The Long Beach City Council has tabled reviewing the proposed Long Beach Minimum Wage Ordinance for 30 days pending the completion of a meet and confer process on the matter with the International Association of Machinists (IAM) and Aerospace Workers. The union represents the largest number of city employees.

 

City Attorney Charles Parkin had placed an item on the July 12 agenda requesting further direction from the council on the proposed ordinance that the council had ordered his office to draft in January. Further direction was needed because the ordinance would be applicable to city employees, and IAM had not yet completed its meet and confer process on potential impacts to its members.

 

Parkin also requested more input because of variances between the ordinance and the state’s new minimum wage law, including the city’s more expeditious timeline (see chart).

Vice Mayor and 2nd District Councilmember Suja Lowenthal kicked off the discussion with a four-part motion to address these concerns, including removing city employees from the ordinance to “allow the city and its employees to negotiate MOUs [memoranda of understanding] outside of the ordinance.”

 

Lowenthal also proposed maintaining the existing schedule for implementation of a higher minimum wage as originally approved by the council, aligning the city’s minimum wage with the state’s after it reaches $15 an hour, and amending the ordinance to make a learners’ exemption consistent with existing labor code.

 

Her proposal was met with dismay by a representative for IAM, Richard Suarez, shortly thereafter. “I don’t know how you circle this.
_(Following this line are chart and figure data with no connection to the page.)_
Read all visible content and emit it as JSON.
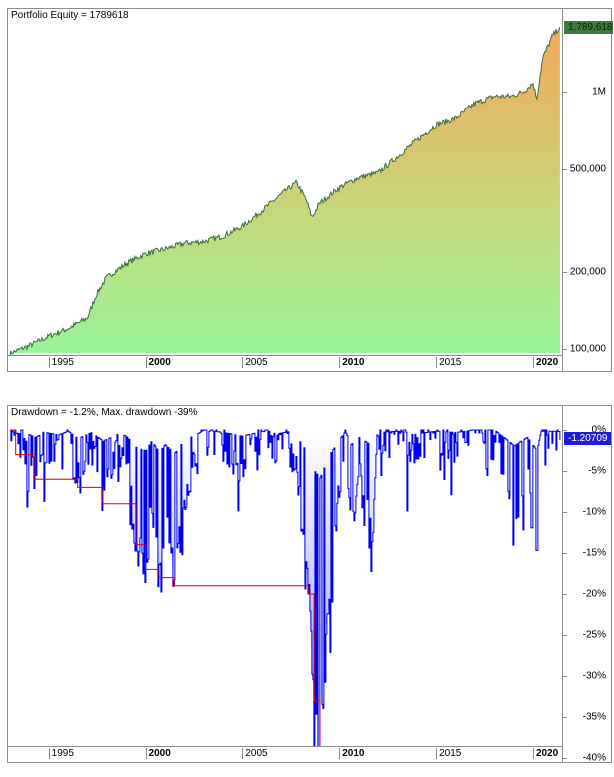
{
  "equity_panel": {
    "title": "Portfolio Equity = 1789618",
    "last_value_badge": "1,789,618",
    "y_ticks": [
      "1M",
      "500,000",
      "200,000",
      "100,000"
    ],
    "x_ticks": [
      {
        "label": "1995",
        "bold": false
      },
      {
        "label": "2000",
        "bold": true
      },
      {
        "label": "2005",
        "bold": false
      },
      {
        "label": "2010",
        "bold": true
      },
      {
        "label": "2015",
        "bold": false
      },
      {
        "label": "2020",
        "bold": true
      }
    ],
    "colors": {
      "line": "#3a6e3a",
      "fill_bottom": "#98f598",
      "fill_top": "#f5a85a",
      "badge": "#3d7a3d"
    }
  },
  "drawdown_panel": {
    "title": "Drawdown = -1.2%, Max. drawdown -39%",
    "last_value_badge": "-1.20709",
    "y_ticks": [
      "0%",
      "-5%",
      "-10%",
      "-15%",
      "-20%",
      "-25%",
      "-30%",
      "-35%",
      "-40%"
    ],
    "x_ticks": [
      {
        "label": "1995",
        "bold": false
      },
      {
        "label": "2000",
        "bold": true
      },
      {
        "label": "2005",
        "bold": false
      },
      {
        "label": "2010",
        "bold": true
      },
      {
        "label": "2015",
        "bold": false
      },
      {
        "label": "2020",
        "bold": true
      }
    ],
    "colors": {
      "line": "#0000ee",
      "fill": "#8c8cf0",
      "max_dd_line": "#dd0000",
      "badge": "#1c1cdc"
    }
  },
  "chart_data": [
    {
      "type": "area",
      "title": "Portfolio Equity = 1789618",
      "xlabel": "",
      "ylabel": "",
      "y_scale": "log",
      "ylim": [
        90000,
        1900000
      ],
      "x": [
        1993.0,
        1994.0,
        1995.0,
        1996.0,
        1997.0,
        1997.5,
        1998.0,
        1999.0,
        2000.0,
        2001.0,
        2002.0,
        2003.0,
        2004.0,
        2005.0,
        2006.0,
        2007.0,
        2007.8,
        2008.3,
        2008.6,
        2009.0,
        2010.0,
        2011.0,
        2012.0,
        2013.0,
        2014.0,
        2015.0,
        2016.0,
        2017.0,
        2018.0,
        2018.9,
        2019.5,
        2020.0,
        2020.2,
        2020.5,
        2021.0,
        2021.4
      ],
      "series": [
        {
          "name": "Portfolio Equity",
          "values": [
            96000,
            103000,
            112000,
            120000,
            132000,
            165000,
            190000,
            215000,
            235000,
            245000,
            258000,
            262000,
            275000,
            300000,
            345000,
            400000,
            445000,
            380000,
            325000,
            370000,
            425000,
            465000,
            485000,
            560000,
            650000,
            745000,
            790000,
            900000,
            960000,
            960000,
            1000000,
            1080000,
            940000,
            1350000,
            1650000,
            1789618
          ]
        }
      ],
      "y_ticks": [
        "100,000",
        "200,000",
        "500,000",
        "1M"
      ],
      "x_ticks": [
        "1995",
        "2000",
        "2005",
        "2010",
        "2015",
        "2020"
      ],
      "annotations": [
        "1,789,618"
      ],
      "legend": "none",
      "grid": false
    },
    {
      "type": "area",
      "title": "Drawdown = -1.2%, Max. drawdown -39%",
      "xlabel": "",
      "ylabel": "",
      "ylim": [
        -40,
        0
      ],
      "x": [
        1993.0,
        1993.3,
        1993.6,
        1994.3,
        1994.8,
        1995.5,
        1996.0,
        1996.5,
        1997.2,
        1997.8,
        1998.6,
        1999.0,
        1999.5,
        2000.0,
        2000.3,
        2000.7,
        2001.0,
        2001.5,
        2002.0,
        2002.6,
        2003.0,
        2004.0,
        2005.0,
        2006.0,
        2006.8,
        2007.5,
        2008.0,
        2008.4,
        2008.7,
        2009.0,
        2009.5,
        2010.3,
        2010.6,
        2011.0,
        2011.7,
        2012.0,
        2013.0,
        2014.0,
        2015.0,
        2016.0,
        2017.0,
        2018.0,
        2018.8,
        2019.0,
        2019.7,
        2020.2,
        2020.4,
        2020.8,
        2021.4
      ],
      "series": [
        {
          "name": "Drawdown %",
          "values": [
            0,
            -3,
            -1,
            -6,
            -2,
            -4,
            -1,
            -7,
            -2,
            -9,
            -3,
            -5,
            -14,
            -17,
            -9,
            -18,
            -12,
            -19,
            -8,
            -4,
            0,
            -2,
            -5,
            -1,
            -3,
            -1,
            -10,
            -20,
            -33,
            -39,
            -20,
            -1,
            -12,
            -6,
            -13,
            -2,
            -1,
            -3,
            -1,
            -2,
            0,
            0,
            -10,
            -13,
            -6,
            -17,
            -1,
            -1,
            -1.2
          ]
        },
        {
          "name": "Max. drawdown %",
          "values": [
            0,
            -3,
            -3,
            -6,
            -6,
            -6,
            -6,
            -7,
            -7,
            -9,
            -9,
            -9,
            -14,
            -17,
            -17,
            -18,
            -18,
            -19,
            -19,
            -19,
            -19,
            -19,
            -19,
            -19,
            -19,
            -19,
            -19,
            -20,
            -33,
            -39,
            -39,
            -39,
            -39,
            -39,
            -39,
            -39,
            -39,
            -39,
            -39,
            -39,
            -39,
            -39,
            -39,
            -39,
            -39,
            -39,
            -39,
            -39,
            -39
          ]
        }
      ],
      "y_ticks": [
        "0%",
        "-5%",
        "-10%",
        "-15%",
        "-20%",
        "-25%",
        "-30%",
        "-35%",
        "-40%"
      ],
      "x_ticks": [
        "1995",
        "2000",
        "2005",
        "2010",
        "2015",
        "2020"
      ],
      "annotations": [
        "-1.20709"
      ],
      "legend": "none",
      "grid": false
    }
  ]
}
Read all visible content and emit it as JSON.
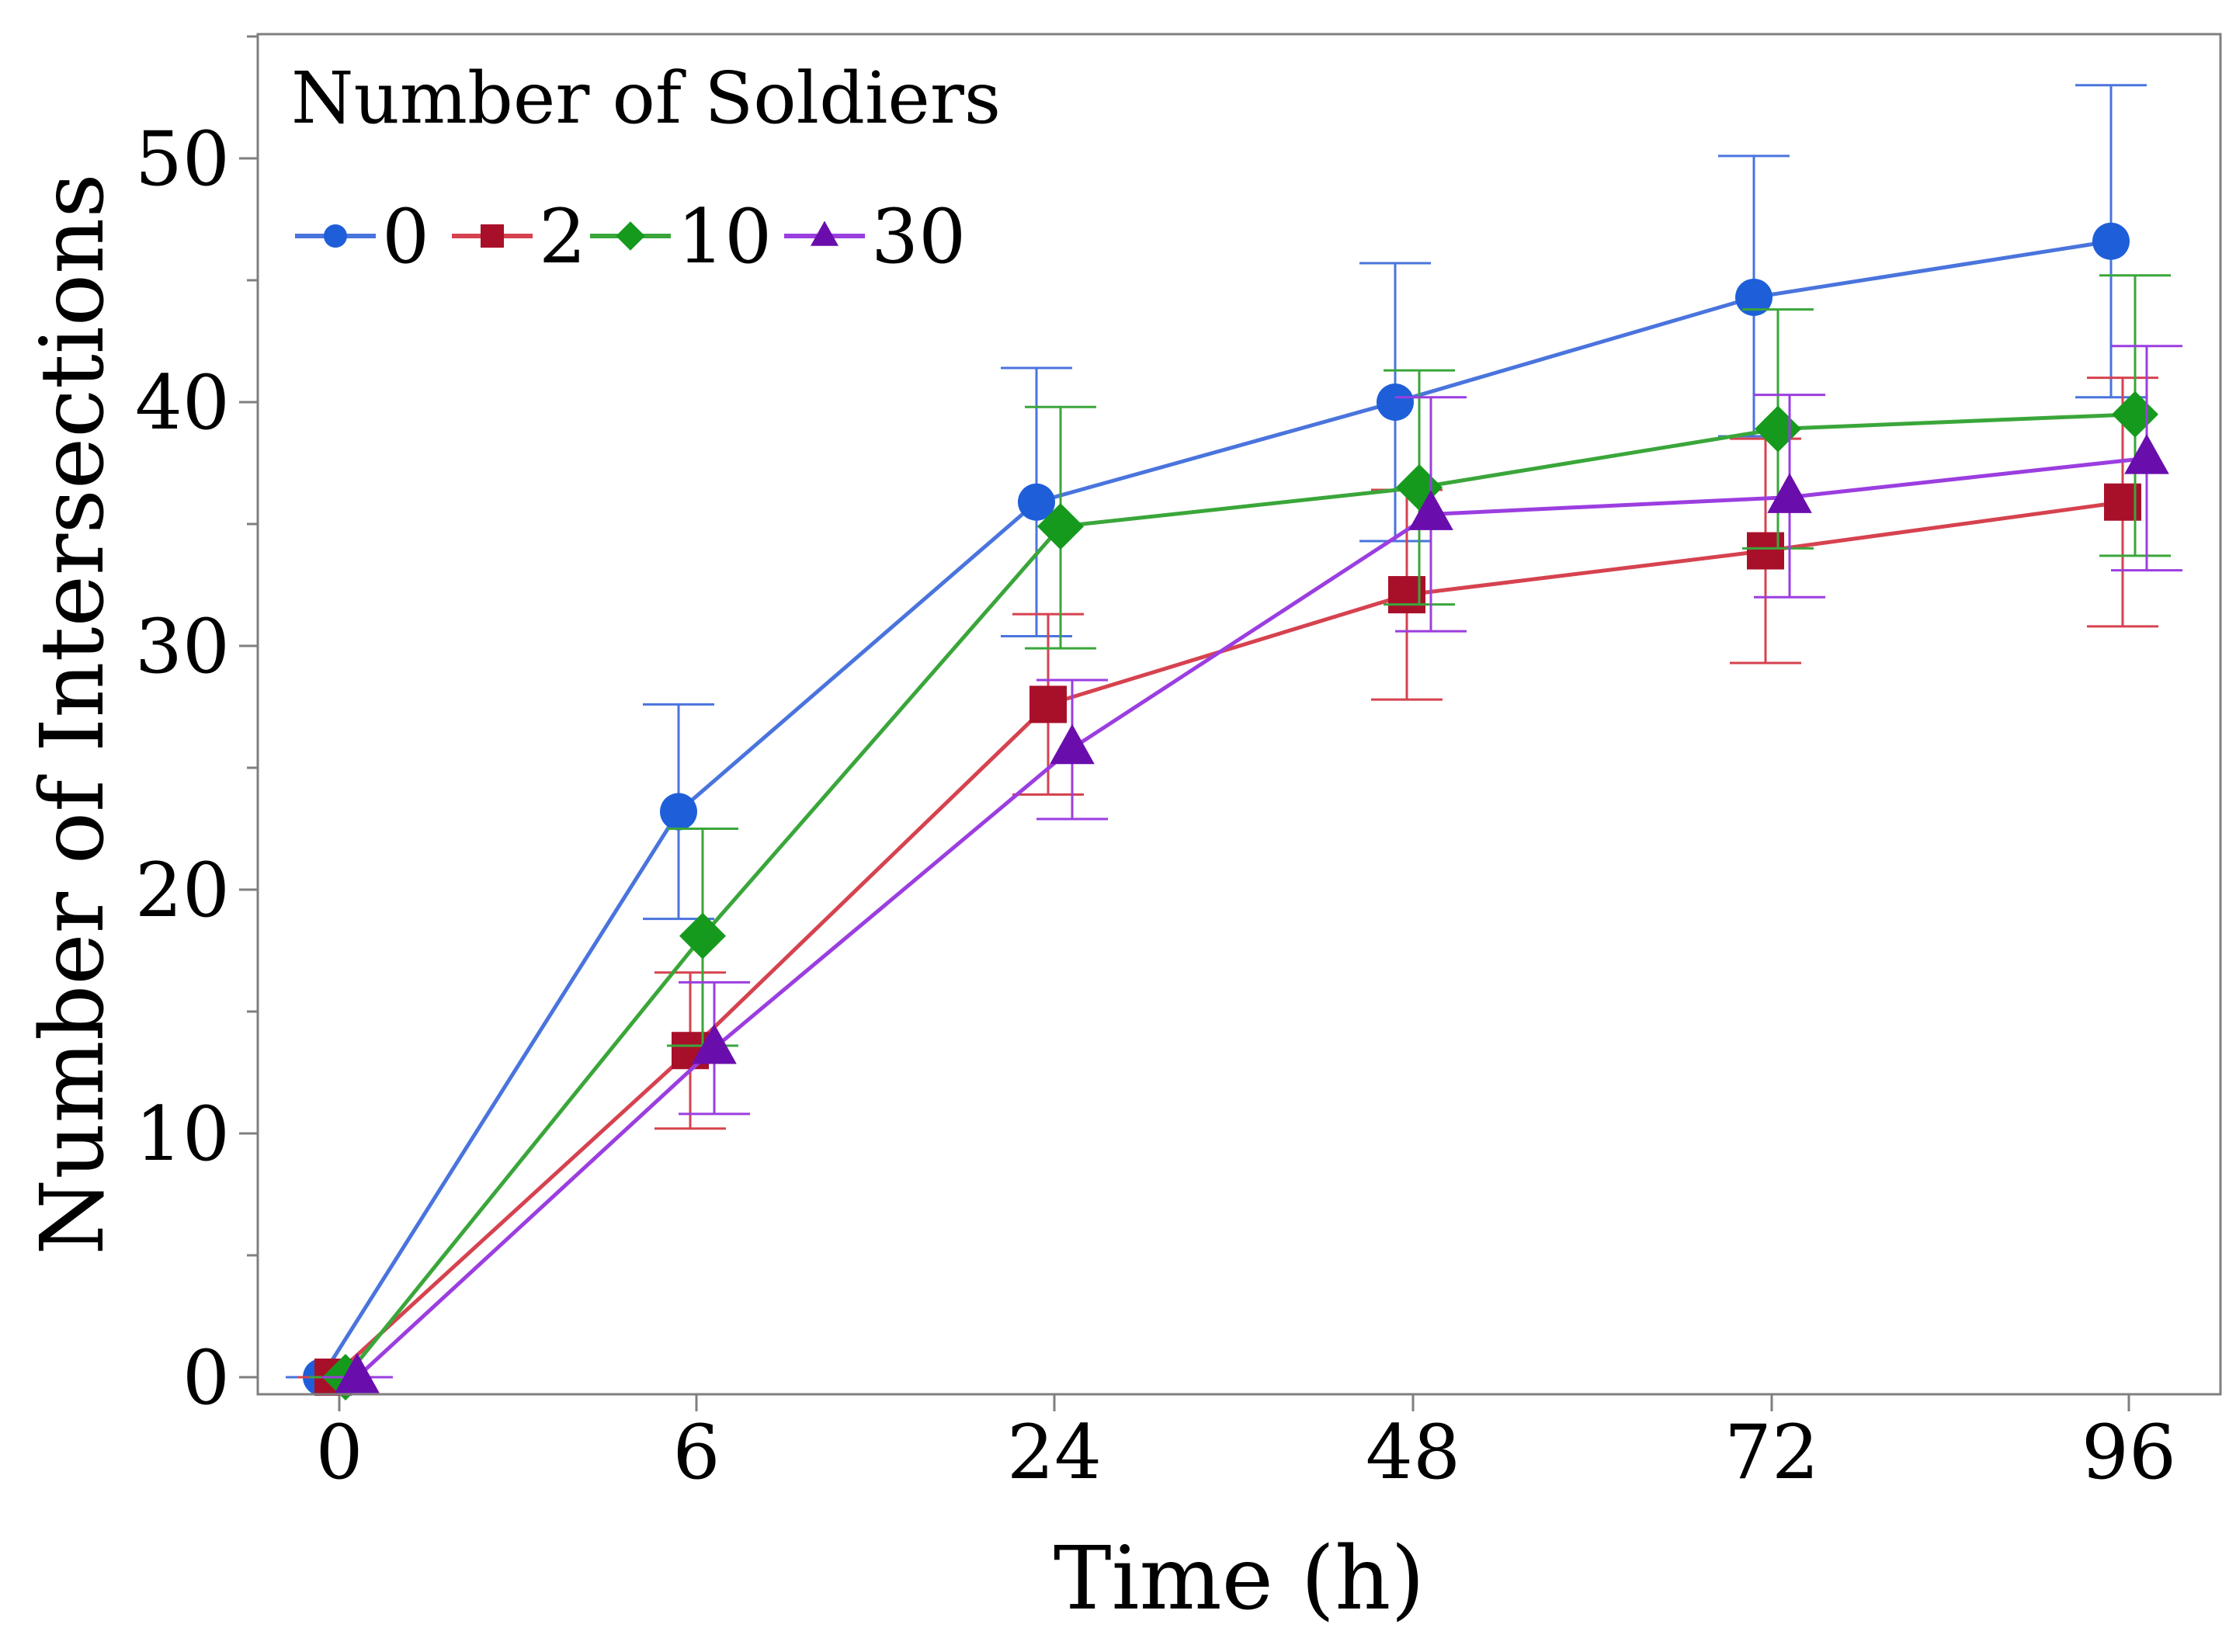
{
  "chart_data": {
    "type": "line",
    "title": "",
    "xlabel": "Time (h)",
    "ylabel": "Number of Intersections",
    "categories": [
      "0",
      "6",
      "24",
      "48",
      "72",
      "96"
    ],
    "ylim": [
      0,
      55
    ],
    "yticks": [
      0,
      10,
      20,
      30,
      40,
      50
    ],
    "legend": {
      "title": "Number of Soldiers",
      "position": "top-left"
    },
    "series": [
      {
        "name": "0",
        "color": "#1e5fd9",
        "line_color": "#4a74dd",
        "marker": "circle",
        "values": [
          0,
          23.2,
          35.9,
          40.0,
          44.3,
          46.6
        ],
        "err_low": [
          0,
          18.8,
          30.4,
          34.3,
          38.6,
          40.2
        ],
        "err_high": [
          0,
          27.6,
          41.4,
          45.7,
          50.1,
          53.0
        ]
      },
      {
        "name": "2",
        "color": "#a8102a",
        "line_color": "#d6424f",
        "marker": "square",
        "values": [
          0,
          13.4,
          27.6,
          32.1,
          33.9,
          35.9
        ],
        "err_low": [
          0,
          10.2,
          23.9,
          27.8,
          29.3,
          30.8
        ],
        "err_high": [
          0,
          16.6,
          31.3,
          36.4,
          38.5,
          41.0
        ]
      },
      {
        "name": "10",
        "color": "#169a1d",
        "line_color": "#3aa63a",
        "marker": "diamond",
        "values": [
          0,
          18.1,
          34.9,
          36.5,
          38.9,
          39.5
        ],
        "err_low": [
          0,
          13.6,
          29.9,
          31.7,
          34.0,
          33.7
        ],
        "err_high": [
          0,
          22.5,
          39.8,
          41.3,
          43.8,
          45.2
        ]
      },
      {
        "name": "30",
        "color": "#6a0dad",
        "line_color": "#9b3ee0",
        "marker": "triangle",
        "values": [
          0,
          13.5,
          25.8,
          35.4,
          36.1,
          37.7
        ],
        "err_low": [
          0,
          10.8,
          22.9,
          30.6,
          32.0,
          33.1
        ],
        "err_high": [
          0,
          16.2,
          28.6,
          40.2,
          40.3,
          42.3
        ]
      }
    ]
  }
}
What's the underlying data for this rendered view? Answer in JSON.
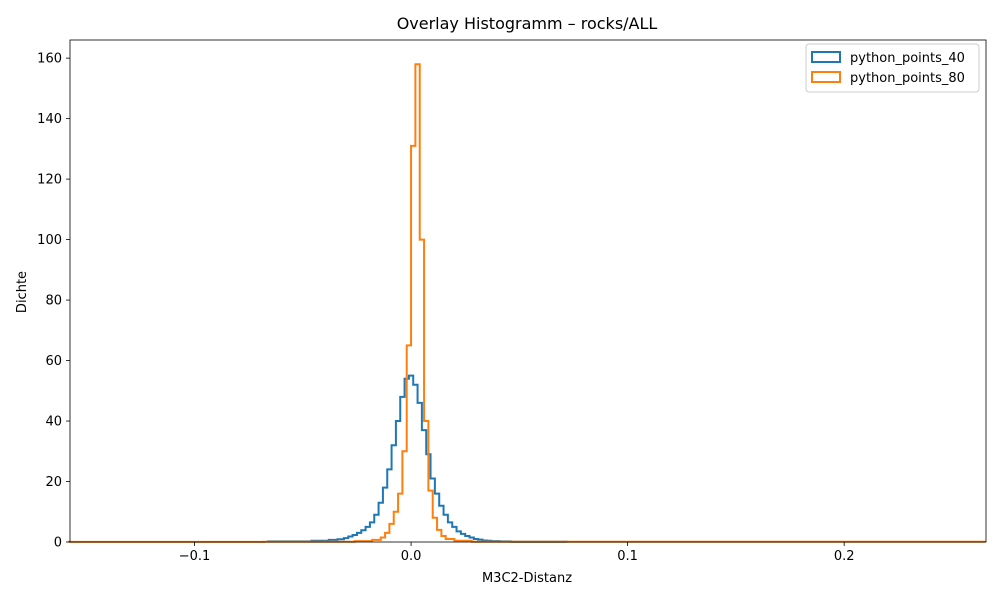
{
  "chart_data": {
    "type": "histogram",
    "title": "Overlay Histogramm – rocks/ALL",
    "xlabel": "M3C2-Distanz",
    "ylabel": "Dichte",
    "xlim": [
      -0.1575,
      0.2655
    ],
    "ylim": [
      0,
      166
    ],
    "xticks": [
      -0.1,
      0.0,
      0.1,
      0.2
    ],
    "xtick_labels": [
      "−0.1",
      "0.0",
      "0.1",
      "0.2"
    ],
    "yticks": [
      0,
      20,
      40,
      60,
      80,
      100,
      120,
      140,
      160
    ],
    "ytick_labels": [
      "0",
      "20",
      "40",
      "60",
      "80",
      "100",
      "120",
      "140",
      "160"
    ],
    "grid": false,
    "legend": "top-right",
    "histtype": "step",
    "series": [
      {
        "name": "python_points_40",
        "color": "#1f77b4",
        "bin_edges": [
          -0.066,
          -0.046,
          -0.038,
          -0.034,
          -0.031,
          -0.029,
          -0.027,
          -0.025,
          -0.023,
          -0.021,
          -0.019,
          -0.017,
          -0.015,
          -0.013,
          -0.011,
          -0.009,
          -0.007,
          -0.005,
          -0.003,
          -0.001,
          0.001,
          0.003,
          0.005,
          0.007,
          0.009,
          0.011,
          0.013,
          0.015,
          0.017,
          0.019,
          0.021,
          0.023,
          0.025,
          0.027,
          0.029,
          0.031,
          0.033,
          0.035,
          0.037,
          0.041,
          0.046,
          0.072
        ],
        "values": [
          0.2,
          0.4,
          0.7,
          0.9,
          1.3,
          1.8,
          2.3,
          3.0,
          3.9,
          5.0,
          6.5,
          9.0,
          13,
          18,
          24,
          32,
          40,
          48,
          54,
          55,
          52,
          46,
          37,
          29,
          21,
          16,
          12,
          9.0,
          6.5,
          5.0,
          3.5,
          2.7,
          2.0,
          1.5,
          1.0,
          0.8,
          0.5,
          0.4,
          0.3,
          0.2,
          0.1
        ]
      },
      {
        "name": "python_points_80",
        "color": "#ff7f0e",
        "bin_edges": [
          -0.158,
          -0.068,
          -0.026,
          -0.018,
          -0.014,
          -0.012,
          -0.01,
          -0.008,
          -0.006,
          -0.004,
          -0.002,
          0.0,
          0.002,
          0.004,
          0.006,
          0.008,
          0.01,
          0.012,
          0.014,
          0.016,
          0.02,
          0.028,
          0.265
        ],
        "values": [
          0.05,
          0.1,
          0.3,
          0.7,
          1.5,
          3.0,
          6.0,
          10,
          16,
          30,
          65,
          131,
          158,
          100,
          40,
          17,
          8,
          4,
          2,
          1,
          0.4,
          0.1
        ]
      }
    ]
  }
}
You purport that every other employer in the city must pay a Long Beach minimum wage, but you exclude yourselves from paying that minimum wage,” he said. “We’re speaking about the folks that I represent here in Long Beach, who is the only unit really that is affected by this. . . . And to exclude people in this manner is just simply wrong.”

 

Suarez indicated that the city manager has suggested Suarez or IAM would bring litigation against the city if IAM employees were included in the ordinance, and he called this notion “preposterous.” He suggested tabling discussion of the ordinance for 30 days to allow IAM and the city to meet and confer. “After we waited from January to now to get the ordinance – we waited seven months – we seem to be in a real hurry to pass something this evening that in reality does not go into effect until January of next year,” he noted.

 

Lowenthal rescinded her proposal and instead made a motion, as Suarez requested, to delay drafting the ordinance for 30 days until the IAM meet and confer process is completed. The motion passed unanimously.